Certes, je ne suis pas sociologue, et peut être quelque chose m’a-t’il échappé dans la démarche des auteurs. Mais quand même, je suis assez étonnée des conclusions tirées au regard des valeurs de départ. Quant au traitement que fait la journaliste de cette information, comme toujours, c’est dans la dentelle…

Reprenons. Les auteurs de l’étude commencent fort mal à mes yeux, puisque la citation en exergue de leur étude n’est pas attribuée au bon auteur. Passons, ce n’est pas le propos.
Lorsque je lis (c’est moi qui grasse)
« Dans un premier temps, nous montrerons que les données statistiques habituelles ne permettent pas de mesurer complètement le phénomène. La mesure du différentiel de taux de succès n’est pas simple et nécessite des hypothèses d’approximation. On essaiera de donner une évaluation approximative du localisme pour les docteurs ayant soutenu entre 1972 et 1996 à partir d’une base de données originale, la base des thèses soutenues en France. Une fois acceptées nos hypothèses d’approximation, il apparaît que les candidats locaux sont très nettement favorisés dans le monde académique français. »

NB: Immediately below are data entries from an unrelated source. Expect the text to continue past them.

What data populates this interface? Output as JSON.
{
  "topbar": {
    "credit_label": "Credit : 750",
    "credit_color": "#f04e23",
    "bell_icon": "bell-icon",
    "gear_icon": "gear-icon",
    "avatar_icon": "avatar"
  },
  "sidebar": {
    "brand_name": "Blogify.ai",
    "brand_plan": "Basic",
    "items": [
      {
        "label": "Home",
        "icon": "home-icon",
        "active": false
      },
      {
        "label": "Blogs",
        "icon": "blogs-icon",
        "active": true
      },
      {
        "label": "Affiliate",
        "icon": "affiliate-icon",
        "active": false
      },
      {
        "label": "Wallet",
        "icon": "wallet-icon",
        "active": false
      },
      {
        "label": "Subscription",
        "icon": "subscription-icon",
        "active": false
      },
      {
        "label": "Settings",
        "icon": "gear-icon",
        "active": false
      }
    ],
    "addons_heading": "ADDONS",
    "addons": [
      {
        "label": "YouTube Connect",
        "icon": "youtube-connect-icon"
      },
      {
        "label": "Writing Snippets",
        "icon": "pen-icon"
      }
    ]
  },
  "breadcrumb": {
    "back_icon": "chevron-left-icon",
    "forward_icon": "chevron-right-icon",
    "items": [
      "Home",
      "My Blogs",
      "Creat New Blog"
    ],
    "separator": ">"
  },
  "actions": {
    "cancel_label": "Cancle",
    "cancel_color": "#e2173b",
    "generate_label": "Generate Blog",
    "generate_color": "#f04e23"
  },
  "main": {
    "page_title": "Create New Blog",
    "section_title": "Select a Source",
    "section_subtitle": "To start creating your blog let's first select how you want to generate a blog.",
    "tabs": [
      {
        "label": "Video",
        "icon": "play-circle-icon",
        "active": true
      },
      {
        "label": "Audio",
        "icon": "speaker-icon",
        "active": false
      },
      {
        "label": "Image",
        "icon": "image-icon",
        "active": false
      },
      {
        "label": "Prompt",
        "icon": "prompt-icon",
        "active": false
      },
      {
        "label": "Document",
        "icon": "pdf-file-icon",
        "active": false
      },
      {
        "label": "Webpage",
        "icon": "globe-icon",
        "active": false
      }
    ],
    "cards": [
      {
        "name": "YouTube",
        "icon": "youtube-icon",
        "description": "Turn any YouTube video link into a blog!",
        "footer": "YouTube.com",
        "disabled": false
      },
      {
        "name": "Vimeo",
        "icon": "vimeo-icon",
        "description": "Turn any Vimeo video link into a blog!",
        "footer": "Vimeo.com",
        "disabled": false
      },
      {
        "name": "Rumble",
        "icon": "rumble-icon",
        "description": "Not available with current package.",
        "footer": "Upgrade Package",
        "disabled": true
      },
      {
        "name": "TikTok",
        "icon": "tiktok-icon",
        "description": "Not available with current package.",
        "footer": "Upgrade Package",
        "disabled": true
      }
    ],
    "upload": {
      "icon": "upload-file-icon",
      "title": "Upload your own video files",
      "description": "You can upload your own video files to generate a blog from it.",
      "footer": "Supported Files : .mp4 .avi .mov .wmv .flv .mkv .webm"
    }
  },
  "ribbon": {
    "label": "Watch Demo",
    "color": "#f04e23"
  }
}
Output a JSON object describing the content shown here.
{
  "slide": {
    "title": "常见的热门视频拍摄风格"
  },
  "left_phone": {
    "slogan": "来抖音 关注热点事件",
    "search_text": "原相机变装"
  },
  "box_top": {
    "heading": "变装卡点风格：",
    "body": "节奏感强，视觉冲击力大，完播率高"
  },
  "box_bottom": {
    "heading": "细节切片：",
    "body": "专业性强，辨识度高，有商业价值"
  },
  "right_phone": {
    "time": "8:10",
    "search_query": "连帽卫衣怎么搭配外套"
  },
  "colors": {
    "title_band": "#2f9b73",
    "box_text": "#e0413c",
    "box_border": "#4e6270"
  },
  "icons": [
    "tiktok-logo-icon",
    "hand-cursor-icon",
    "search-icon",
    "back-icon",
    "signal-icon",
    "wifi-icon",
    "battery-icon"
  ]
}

je coince un peu, car je comprends « les données statistiques utilisées ne nous permettent pas de démontrer notre postulat de départ, qui est que les universités pratiquent fortement l’endogamie. Nous appliquons donc des approximations qui vont réconcilier les données disponibles avec nos a priori ». Mais je dois faire du mauvais esprit…

Justement ces données, d’où sortent-elles et que disent-elles?
La source, c’est le ministère qui depuis 2002 publie une étude sur l’origine des enseignants-chercheurs recrutés (PR et MCF). J’ai poussé la conscience professionnelle jusqu’à télécharger et lire l’étude 2007.
Les auteurs eux ont compilé les données de 2002 à 2007, toutes disciplines et toutes universités confondues. Résultat (je ne parlerai pas des concours PR) :
30% des nouveaux maitres de conférence sont recrutés dans l’université dans laquelle ils ont soutenu leur thèse. Bon, on tourne à 1/3 d’endogamie (au sens très large), franchement il n’y a pas de quoi hurler au scandale, et surtout on est très très loin du 18 fois plus de chance pour des locaux annoncé par la journaliste...
Les auteurs de l’étude ne sont pas stupides, ils voient bien qu’avec ces valeurs le scandale de l’endogamie n’est pas près d’éclater. Qu’à cela ne tienne, ils vont émettre des hypothèses d’approximation. En d’autres termes, ils décident que ces données ne sont pas significatives, et qu’il faut leur appliquer un traitement supplémentaire. Ainsi, 7 hypothèses d’approximation vont être appliquées aux données. En conclusion de ce travail, on peut lire (je grasse):
« Notre estimation manque de précision et souffre de la fragilité de certaines de nos hypothèses sur la structuration de la concurrence et sur l’identification des recrutements. (…)Le taux de recrutement local « attendu » de 8% que nous avons estimé sur nos données ne doit pas être très différent de celui que nous pourrions calculer si nous disposions des données sur les candidatures et les recrutements au poste de maîtres de conférences au cours des six dernières années. Il peut être mis en regard avec le taux constaté de 30% entre 2002 et 2005 qui lui est 5 fois supérieur (au sens de l’odds ratio). »

Je suis ravie de voir que les auteurs reconnaissent la fragilité de certaines de leurs hypothèses mais surprise de constater que cela ne les gène pas pour valider leur méthode.

Surtout, je ne trouve toujours pas les 18 fois plus de chance au recrutement local annoncé dans l’article du Monde…mais peut être ai-je raté une marche ?

Ne reculant devant aucun sacrifice, j’ai ensuite regardé de plus près les valeurs 2007 fournies par le ministère, et le traitement qui a été réalisé. Vu l’heure tardive, je me suis limitée aux données concernant l’Ile-de-France. Que constate -t’on ? Que la situation est variable selon les disciplines, les Lettres arrivant en tête dans le recrutement local (au sens large), suivies du Droit puis des Sciences.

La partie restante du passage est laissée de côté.